OSAGE | During the Tuesday, Oct. 17, meeting of the Mitchell County Board of Supervisors meeting, members discussed the request for the county to become the fiscal agent for the Bridges Mentoring Program.
Mitchell County’s Bridges Mentoring Program is slated to lose its current fiscal agent at the end of 2017.
County Attorney Mark Walk said, “It’s a good program, but I don’t think it’s a program the county should be involved in. That is my opinion as county attorney.”
He later added, “As county attorney, there are too many down sides to it.”
County Auditor Lowell Tesch added, “It sets a precedent, and I don’t think it’s something the taxpayers want to get involved in.”
Both men stated their main concern with the request was the possibility of other nonprofits requesting assistance from the county. No official action was taken after the discussion.
Tom Madden, of SHE, discussed the county’s pre-treatment plant and the on-going issues with the odor problems coming from Valent BioSciences plant on the southeast side of Osage.
He reported at recent meetings with company officials, plant officials believe they have found the cause of the ongoing problem, but now equipment must be put in place to solve the issue.
Supervisor Joel Voaklander and Madden later discussed whether the newly engineered equipment be able to be serviced readily from area repairmen.
They said they concern was if the equipment is purchased from a vendor which does not currently have service people in the area, there could be problems if a breakdown would occur.
Voaklander stated serviceability of the new equipment is a major concern.
A public hearing was set for 8:45 a.m. on Tuesday, Nov. 7 for the proposal to incur non-current debt for phase one of the North Iowa Port Authority Natural Gas Distribution System.
The funds would be used for a feasibility study of a proposed natural gas pipeline crossing Mitchell County.
Sheriff Gregg Beaver informed the supervisors of a change in Iowa’s gun permit system. On Jan. 1, the State of Iowa will change to a unified gun permit system.
The fees for a gun permit will remain the same, but through the new statewide system, gun permits applicants will receive only a certificate at the time the gun permit is issued, but gun owners will be mailed, in three to five working days, their permanent permit, which will be a standardized permit for all Iowans.
Beaver also informed the supervisors his department wants to purchase a new canine.
The $13,000 fee for the dog would come from funds obtained from inmate fees, which cover the cost of inmates’ housing in the county jail.

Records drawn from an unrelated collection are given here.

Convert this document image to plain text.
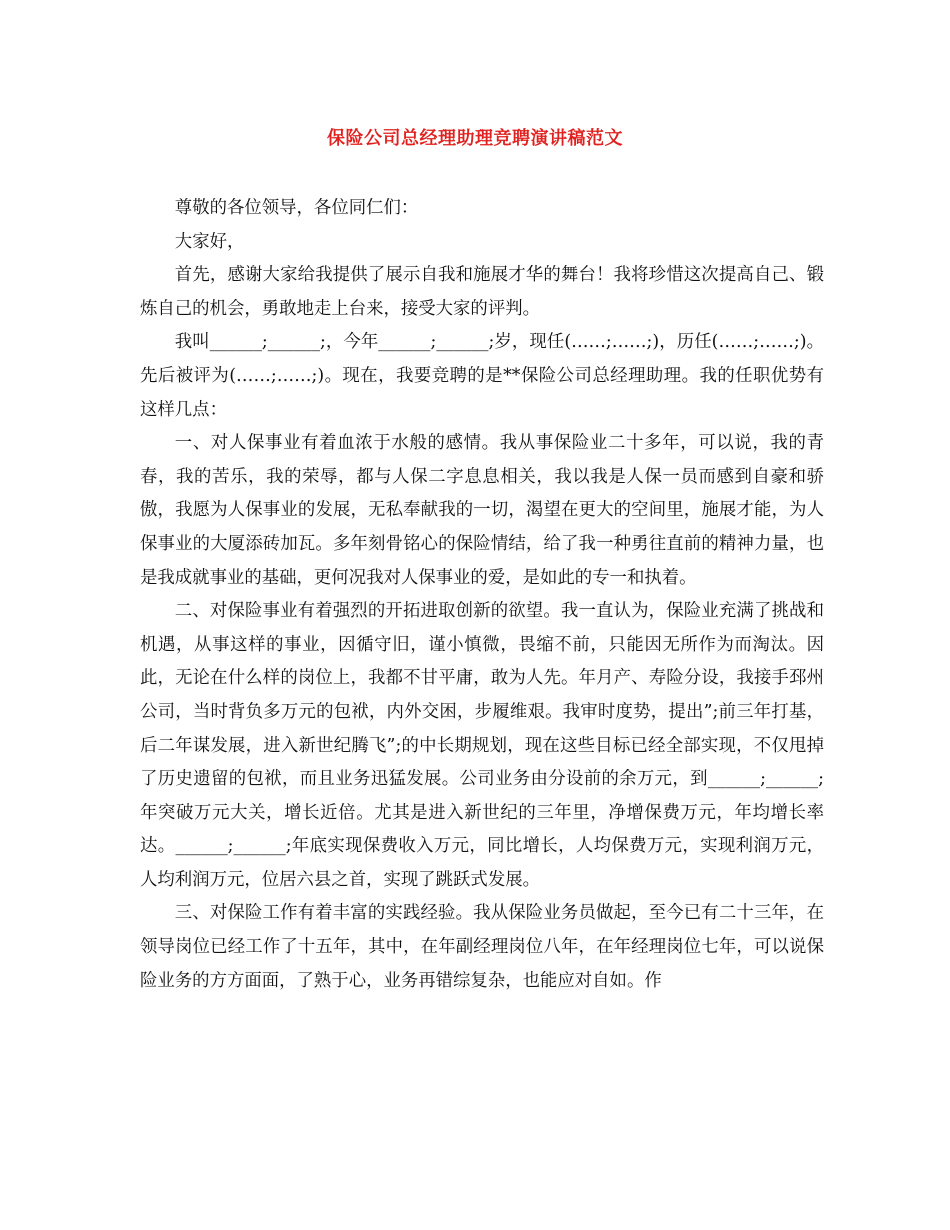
保险公司总经理助理竞聘演讲稿范文

尊敬的各位领导，各位同仁们：

大家好，

首先，感谢大家给我提供了展示自我和施展才华的舞台！我将珍惜这次提高自己、锻炼自己的机会，勇敢地走上台来，接受大家的评判。

我叫______;______;，今年______;______;岁，现任(……;……;)，历任(……;……;)。先后被评为(……;……;)。现在，我要竞聘的是**保险公司总经理助理。我的任职优势有这样几点：

一、对人保事业有着血浓于水般的感情。我从事保险业二十多年，可以说，我的青春，我的苦乐，我的荣辱，都与人保二字息息相关，我以我是人保一员而感到自豪和骄傲，我愿为人保事业的发展，无私奉献我的一切，渴望在更大的空间里，施展才能，为人保事业的大厦添砖加瓦。多年刻骨铭心的保险情结，给了我一种勇往直前的精神力量，也是我成就事业的基础，更何况我对人保事业的爱，是如此的专一和执着。

二、对保险事业有着强烈的开拓进取创新的欲望。我一直认为，保险业充满了挑战和机遇，从事这样的事业，因循守旧，谨小慎微，畏缩不前，只能因无所作为而淘汰。因此，无论在什么样的岗位上，我都不甘平庸，敢为人先。年月产、寿险分设，我接手邳州公司，当时背负多万元的包袱，内外交困，步履维艰。我审时度势，提出”;前三年打基，后二年谋发展，进入新世纪腾飞”;的中长期规划，现在这些目标已经全部实现，不仅甩掉了历史遗留的包袱，而且业务迅猛发展。公司业务由分设前的余万元，到______;______;年突破万元大关，增长近倍。尤其是进入新世纪的三年里，净增保费万元，年均增长率达。______;______;年底实现保费收入万元，同比增长，人均保费万元，实现利润万元，人均利润万元，位居六县之首，实现了跳跃式发展。

三、对保险工作有着丰富的实践经验。我从保险业务员做起，至今已有二十三年，在领导岗位已经工作了十五年，其中，在年副经理岗位八年，在年经理岗位七年，可以说保险业务的方方面面，了熟于心，业务再错综复杂，也能应对自如。作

Currently, the sheriff’s office receives 60 percent of the inmate fees.
County Engineer Rich Brumm informed the supervisors a trial soy-based sealant will be applied to one lane of the Nora Springs Blacktop, just south of Highway 9.
The supervisors suggested a sign be put in place to designate the one-lane mile. If the sealant works, the county will consider using it on other blacktops.
“We have done these maintenance things before,” Supervisor Stan Walk. “There is a value to it.”
Brum said if the manufacture’s claim are correct, it will seal oil into the blacktop and add several years of longevity to the asphalt road.